The female told police that Mr. Blyden picked her up and drove to his house with her. She said she asked him why they had stopped at his home, and Mr. Blyden told her that he had a gift inside his home for her. Once inside, according to the girl, Mr. Blyden placed a gold necklace around her neck. She said when she attempted to leave, Mr. Blyden pulled her back to him and started touching her private areas. The girl went on to state that Mr. Blyden left the room and returned without any clothing, and told her to undress as well, according to the Daily News story, which cited the probable cause document that included information provided by the girl.
But the case didn’t go anywhere because the accusations were all false. Mr. Blyden told The Consortium this morning that the girl’s family wound up apologizing to him, and that the ordeal had inflicted immense damage on his reputation. He said the judge presiding over the matter asked aloud who would repair Mr. Blyden’s damaged character. “It was false accusations but no one listened; they didn’t listen,” Mr. Blyden said.
The court found that the female had not even been to his home. And when they tested to see if the female had been forced into sex with Mr. Blyden (court documents show that she had claimed she was not sexually active since 2004, or for three years preceding the alleged rape), semen was found, but not Mr. Blyden’s.
The case was later dismissed with prejudice and Mr. Blyden’s reputation, at least on paper, was fully restored. His job at the Housing Authority, which he had lost, was restored as well.
But the damage was done. He told The Consortium that the situation tormented his family for a long time, with his wife having a hard time at work and his children the victims of bullying at school.

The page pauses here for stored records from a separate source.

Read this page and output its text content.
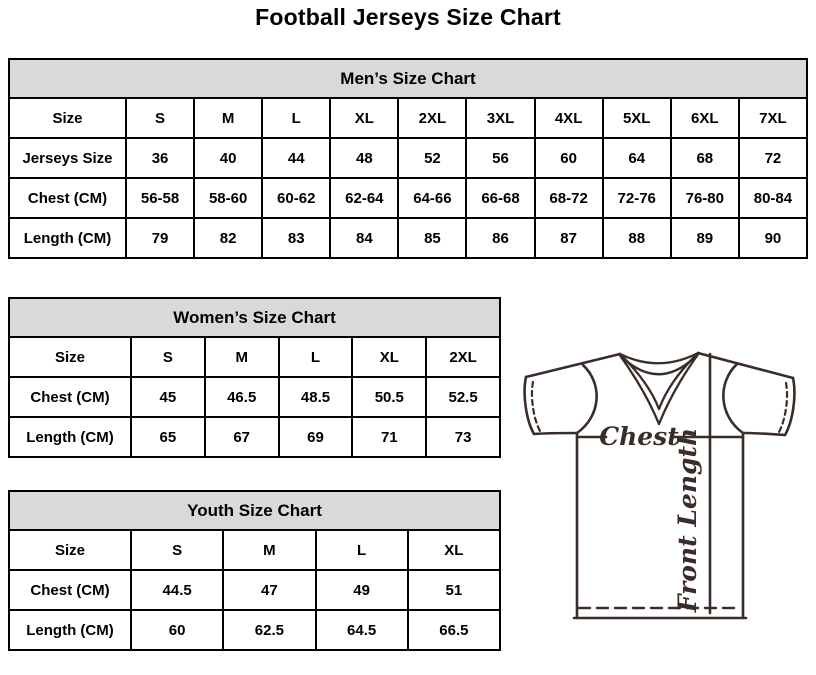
Football Jerseys Size Chart
Men’s Size Chart										
Size	S	M	L	XL	2XL	3XL	4XL	5XL	6XL	7XL
Jerseys Size	36	40	44	48	52	56	60	64	68	72
Chest (CM)	56-58	58-60	60-62	62-64	64-66	66-68	68-72	72-76	76-80	80-84
Length (CM)	79	82	83	84	85	86	87	88	89	90
Women’s Size Chart					
Size	S	M	L	XL	2XL
Chest (CM)	45	46.5	48.5	50.5	52.5
Length (CM)	65	67	69	71	73
Youth Size Chart				
Size	S	M	L	XL
Chest (CM)	44.5	47	49	51
Length (CM)	60	62.5	64.5	66.5
Chest
Front Length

“It was a real bad ordeal for me and my family at the time and here it is a decade later, they’re trying to do the same thing again,” he said. “It’s real bad and it’s not right. It’s not right.”
Ten years later, Mr. Blyden is a second-term Democratic senator, more evidence that nothing became of the case, because in the U.S. Virgin Islands, one’s criminal record must be nearly spotless to run for public office. In fact, lying under oath, a crime of moral turpitude, was recently clearly defined in a 2016 bill sponsored by former Senator Kenneth Gittens and Mr. Blyden, part of whose purpose was to assure that those who lie under oath would not be eligible to seek public office.
As outlined by the 2017 legislation, “moral turpitude” is defined as any violation of the law that is contrary to honest, justice or good morals such as a violation of law involving dishonesty, fraud, willful failure to file income taxes, perjury, forgery, murder, sexual offenses, intentionally causing serious injury to another, child-abuse, spousal abuse and the sale of illegal drugs.”
So the only accusation that Mr. Phillips floated that has actually been reported on and was known to the public, cannot even be considered because it was not true.
Senate Democrats have chosen to take the highroad, according to a recent release issued by Majority Leader Senator Neville James. He said Majority members would not take seriously Mr. Phillips’s “immense use of slander, libel and confrontation. Instead, the Mr. James added, the caucus would continue to “do the people’s business, which is considering legislation, and passing laws geared towards economic growth and prosperity throughout the territory.”
“Slavery days are over, so if the St. Thomas leadership believed that the intimidation tactics they employed before, during, and after the most recent session will deter us from doing our job, they are sadly mistaken,” Mr. James concluded.